Senja kemudian berteriak senang seraya memukuli pundak Langit saat laki-laki itu mengangguk dengan pasti menyetujui ucapan Akash.
"Bisa ga sih lo ngelakuin hal lain, selain mukulin gue?" Protes Langit seraya memegang lengan Senja.
"Ga!" Jawab Senja dengan tawanya, "Gila ya, lo jadi member Schemer anjir, Lang."
"Gue ga gila, pinter berarti gue kalo bisa jadi member Schemer."
Senja mengangguk setuju, "Tapi sayangnya lo paling gila diantara kita bertiga."
Langit tertawa seraya mencubit pipi Senja, "Gila gue ketularan lo ya, Jaja."
Senja kemudian kembali memukuli Langit. Laki-laki itu hanya tertawa menanggapi perlakuan Senja seraya sedikit beradu mulut dengannya. Akash yang melihat keduanya kini memilih menyandarkan badannya pada motor Langit dan melipat kedua tangan.
"Udah anjir, diem. Kasian Akash kita cuekin mulu." Ucap Senja dengan matanya yang melebar.
Langit merenggangkan tangannya mencoba merangkul Akash, "Oke, nanti malem berarti ke kamar gue ya?"
"Oke." Jawab Akash.
"Yok dah Kash kita pulang. Gue mau melunturkan najis-najis yang menempel dibadan gue gara-gara seharian pergi sama Langit."
Langit menepuk puncak kepala Senja, "Kalo gue ga ngajak lo keluar, lo udah ngomel-ngomel ya gara-gara di rumah doang."
"Diem. Gue mau mandi. Bye." Ucap Senja seraya berjalan menjauhi rumah Langit.
"Pulang ya, Lang." Kini Akash yang berpamitan dan mulai menyusul Senja lalu menyamakan langkah.
"Ja," Panggil Akash saat mereka berdua sudah berada di depan rumah Senja.
Senja yang terpanggil pun menoleh dan menatap tanya pada Akash. Dalam beberapa saat Akash hanya tersenyum menatap Senja hingga membuat Senja tak mengerti maksud dari laki-laki ini.
"Apa, Kash? Jangan bilang lo ketularan ga jelasnya Langit ya?" Ucap Senja yang malah ditertawai oleh Akash.
"Aruna Elok Senja.."
"Apa? Udah dua kali lo manggil gue ya, Kash. Cepet, mau ngomong apa?"
Tangan Akash kini terjulur menyentuh puncak kepala Senja dengan lembut.

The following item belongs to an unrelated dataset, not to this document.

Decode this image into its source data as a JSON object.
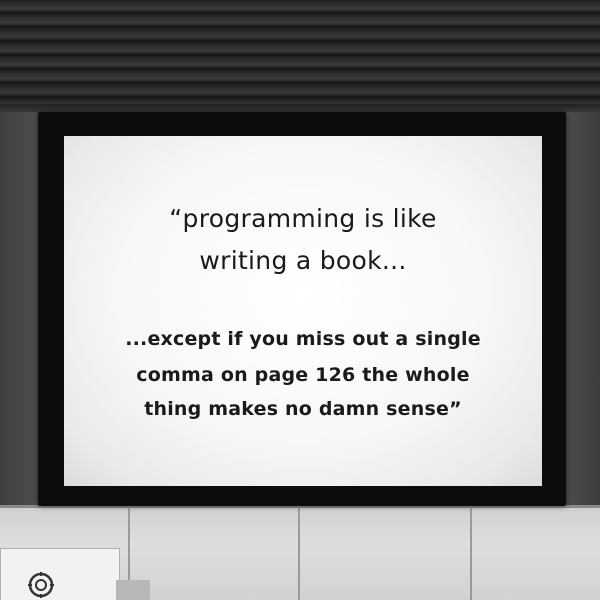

Mengusap rambut milik perempuan itu dengan senyum yang tak luntur dari bibirnya. "Gue seneng kalo lo seneng, Ja."
KAMU SEDANG MEMBACA
Langit Senja
Roman pour AdolescentsKepada Senja yang paling cantik di alam semesta, kutitip doa pada-Nya agar kamu selalu baik-baik saja. Kepada Senja paling baik di alam semesta, beri aku senyummu maka akan kubuat kau jatuh cinta. Kepada Senja yang selalu ku sayang sepanjang masa, m...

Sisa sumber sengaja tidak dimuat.